As Andrade notes, early efforts to populate BIND focused on recently published journal data, which meant that "we sort of left behind the volume of historical information, and the effort to get that information into BIND is called backfilling."
"The key to BIND's success has been not just assembling scientifically relevant biomolecular data, but also serving up that data to biologists in an easy-to-use, readily compatible, consistent format," says Dr. Christopher Hogue, Blueprint's principal investigator. "In identifying this information, however, we have traditionally focused more on its content than its context."
To ensure curators keep up with the most cutting-edge information and historical information and provide it in a more relevant manner, Blueprint now also focuses on particular diseases or mechanisms of interest to customers and ultimately uses that data to populate BIND.
"Those customers come to us to assemble for them historical interaction information with regard to, say, diabetes or prion-related data or something else," Andrade says. "We assemble a team of data curators who are peeled out from the general BIND efforts and dedicated to these customer efforts for six months to a year. The customer can then view that information for, say, six months on a privileged basis behind their own firewall—a very economical way for them to get targeted data—before the data is moved into the public version."
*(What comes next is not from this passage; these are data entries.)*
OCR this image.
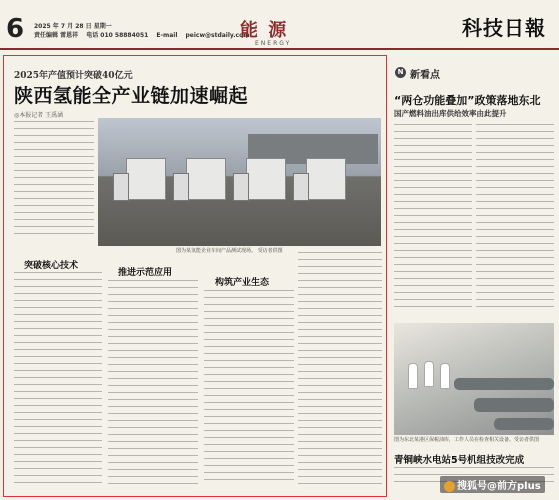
6 2025 年 7 月 28 日 星期一
责任编辑 雷恩祥 电话 010 58884051 E-mail peicw@stdaily.com
能 源
ENERGY
科技日報
2025年产值预计突破40亿元
陕西氢能全产业链加速崛起
◎本报记者 王禹涵
图为某氢能企业车间产品测试现场。 受访者供图
突破核心技术
推进示范应用
构筑产业生态
N 新看点
“两仓功能叠加”政策落地东北
国产燃料油出库供给效率由此提升
图为东北某港区保税油库，工作人员在检查相关设备。受访者供图
青铜峡水电站5号机组技改完成
搜狐号@前方plus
"There are a number of databases out there, but one of the hallmarks of what is done at Blueprint is that all the curators are master's and PhD folks who know the information that is critical to researcher doing experimental work," Hogue says. "In a lot of databases out there, it's simply data mining from the literature. We actually understand the science and biology behind what's being done, and that makes for better-quality data."
Although text mining is a valuable part of the efforts for Blueprint Asia and Blueprint North America, it cannot decipher figures, points out Brian Yates, managing director of Blueprint Asia.
"Each record is hand-curated and annotated by two curators to ensure that spurious information doesn't find its way into BIND records," he says.
Although Blueprint Asia's curation efforts will focus on Asian companies' and researchers' needs, the data goes to the same common BIND database as informationgenerated through Blueprint North America.